In order to look at this problem, I did the following (all of the code below is available on the fiddle here):
CREATE TABLE s
(
a TEXT
);
I then created a PL/pgSQL function to generate random strings as follows.
CREATE FUNCTION f() RETURNS TEXT LANGUAGE SQL AS
$$
SELECT STRING_AGG(SUBSTR('abcdef>', CEIL(RANDOM() * 7)::INTEGER, 1), '')
FROM GENERATE_SERIES(1, 40)
$$;
I got the code from here and modified it so that it would produce strings with lots of >
characters for testing purposes.
I then manually inserted a few strings at the beginning so that a quick look would tell me if the code was working as anticipated.
INSERT INTO s VALUES
('afsad>adfsaf>asfasf>afasdX>asdffs>asfdf>'),
('23433>433453>4>4559>455>3433>'),
('adfd>adafs>afadsf>'), -- only 3 '>'s!
('babedacfab>feaefbf>fedabbcbbcdcfefefcfcd'),
('e>>>>>'), -- edge case - multiple terminal '>'s
('aaaaaaa'); -- edge case - no '>'s whatsoever
The reason I put in the records with fewer than 4 >
s is because the accepted answer (see discussion at the end of this answer) puts forward a solution which should return the entire string if this is the case!
On the fiddle, I then added 50,000 records as follows:
INSERT INTO s
SELECT f() FROM GENERATE_SERIES(1, 50000);
I also created a table s
on a home laptop (16GB RAM, 500MB NVMe SSD) and populated it with 40,000,000 (50M) records - times also shown.
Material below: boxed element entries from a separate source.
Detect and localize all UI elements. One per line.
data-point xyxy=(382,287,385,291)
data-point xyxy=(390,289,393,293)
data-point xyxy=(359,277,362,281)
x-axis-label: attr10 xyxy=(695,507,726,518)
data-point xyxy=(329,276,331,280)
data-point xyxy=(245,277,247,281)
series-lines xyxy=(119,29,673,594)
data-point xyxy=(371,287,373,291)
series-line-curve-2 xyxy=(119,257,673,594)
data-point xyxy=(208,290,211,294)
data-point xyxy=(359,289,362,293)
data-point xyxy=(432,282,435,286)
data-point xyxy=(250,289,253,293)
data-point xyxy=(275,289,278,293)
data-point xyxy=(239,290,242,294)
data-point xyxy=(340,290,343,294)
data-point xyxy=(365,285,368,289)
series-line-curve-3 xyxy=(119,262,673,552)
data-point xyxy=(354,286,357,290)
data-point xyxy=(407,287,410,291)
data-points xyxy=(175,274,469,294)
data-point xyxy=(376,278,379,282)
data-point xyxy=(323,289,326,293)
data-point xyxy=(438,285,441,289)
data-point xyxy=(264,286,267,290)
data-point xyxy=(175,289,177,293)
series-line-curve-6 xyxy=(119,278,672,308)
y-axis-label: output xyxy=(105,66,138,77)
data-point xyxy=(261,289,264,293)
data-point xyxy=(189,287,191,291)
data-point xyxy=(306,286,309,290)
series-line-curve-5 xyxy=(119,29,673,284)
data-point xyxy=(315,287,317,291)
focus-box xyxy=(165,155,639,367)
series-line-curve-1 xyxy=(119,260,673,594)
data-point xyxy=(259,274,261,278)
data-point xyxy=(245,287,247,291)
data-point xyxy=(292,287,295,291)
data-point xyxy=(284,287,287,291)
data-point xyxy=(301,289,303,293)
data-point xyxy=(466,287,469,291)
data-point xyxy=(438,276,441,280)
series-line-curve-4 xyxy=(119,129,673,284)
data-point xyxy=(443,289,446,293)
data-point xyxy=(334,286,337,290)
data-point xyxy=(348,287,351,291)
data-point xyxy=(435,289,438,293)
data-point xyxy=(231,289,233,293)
Now, my reading of the question is that we need to extract the string up to but not including the 4th >
character.
The first solution (from treecon) was this one (I also show them running on the fiddle, but to save space here, I've only included the partial output of EXPLAIN (ANALYZE, BUFFERS, VERBOSE)
) - the times shown are typical over a few runs:
EXPLAIN (ANALYZE, BUFFERS, VERBOSE)
SELECT
ARRAY_TO_STRING((STRING_TO_ARRAY(a, '>'))[1:4], '>'),
a
FROM s;
Result (only key parts included):
Seq Scan on public.s
Execution Time: 81.807 ms
40M Time: 46 seconds
A regex solution which works (significantly faster):
EXPLAIN (ANALYZE, BUFFERS, VERBOSE)
SELECT
SUBSTRING(a FROM '^(?:[^>]*>){0,3}[^>]*'),
a
FROM s;
Result:
Seq Scan on public.s
Execution Time: 74.757 ms
40M Time: 32 seconds
The accepted answer fails on many levels (see the fiddle). It leaves a >
at the end and fails on various strings even when modified. Also, the solution proposed to include strings with fewer than 4 >
s (i.e. ^(([^>]*>){4}|.*)
) merely returns the original string (see end of fiddle).